Bazı durumlarda, yanıltıcı olsa da, şişmanlığın (fiziksel) bir duygu olduğu göz önüne alındığında, toplumun bu şikâyetlere karşı varsayılan tepkisini değiştirmesi ve bu şekilde hissettiğini bildirenlere karşı saygı ve duyarlılıkla yaklaşması gerektiğine inanıyoruz.
Yeme bozuklukları yaşayan veya yaşamaya devam eden arkadaşlarımız veya aile üyelerimize karşı açık fikirli olmak ve onların ifadelerine saygı göstermek önemlidir. (…)

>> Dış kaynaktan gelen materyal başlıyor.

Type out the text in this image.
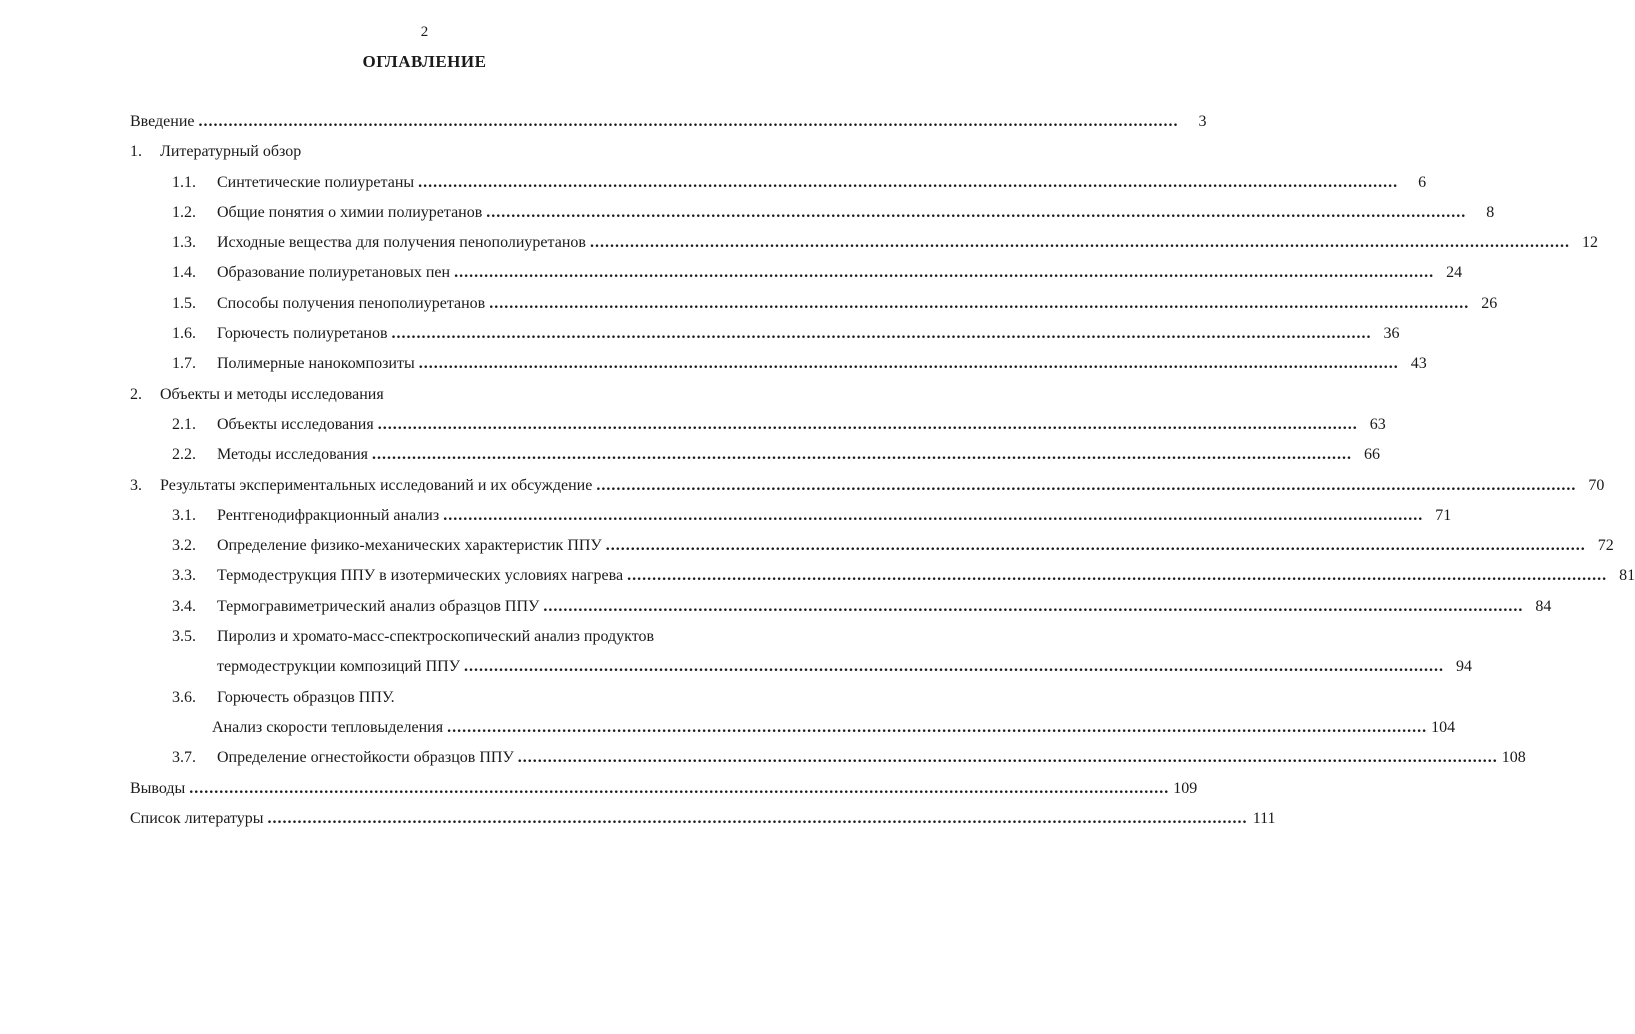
2
ОГЛАВЛЕНИЕ
Введение .....	3
1.	Литературный обзор
1.1.	Синтетические полиуретаны .....	6
1.2.	Общие понятия о химии полиуретанов .....	8
1.3.	Исходные вещества для получения пенополиуретанов .....	12
1.4.	Образование полиуретановых пен .....	24
1.5.	Способы получения пенополиуретанов .....	26
1.6.	Горючесть полиуретанов .....	36
1.7.	Полимерные нанокомпозиты .....	43
2.	Объекты и методы исследования
2.1.	Объекты исследования .....	63
2.2.	Методы исследования .....	66
3.	Результаты экспериментальных исследований и их обсуждение .....	70
3.1.	Рентгенодифракционный анализ .....	71
3.2.	Определение физико-механических характеристик ППУ .....	72
3.3.	Термодеструкция ППУ в изотермических условиях нагрева .....	81
3.4.	Термогравиметрический анализ образцов ППУ .....	84
3.5.	Пиролиз и хромато-масс-спектроскопический анализ продуктов
термодеструкции композиций ППУ .....	94
3.6.	Горючесть образцов ППУ.
Анализ скорости тепловыделения .....	104
3.7.	Определение огнестойкости образцов ППУ .....	108
Выводы .....	109
Список литературы .....	111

Şikâyetleri hemen yanlış olarak etiketlemek, gerçek deneyimlerin göz ardı edilmesine neden olabilir. Yeme bozukluklarını ve ilgili olağandışı deneyimleri anlamanın ilk adımı, bu kişilerin sözlerini dikkate almaktır.”
Bu yazı ilk kez 9 Aralık 2022’de yayımlanmıştır.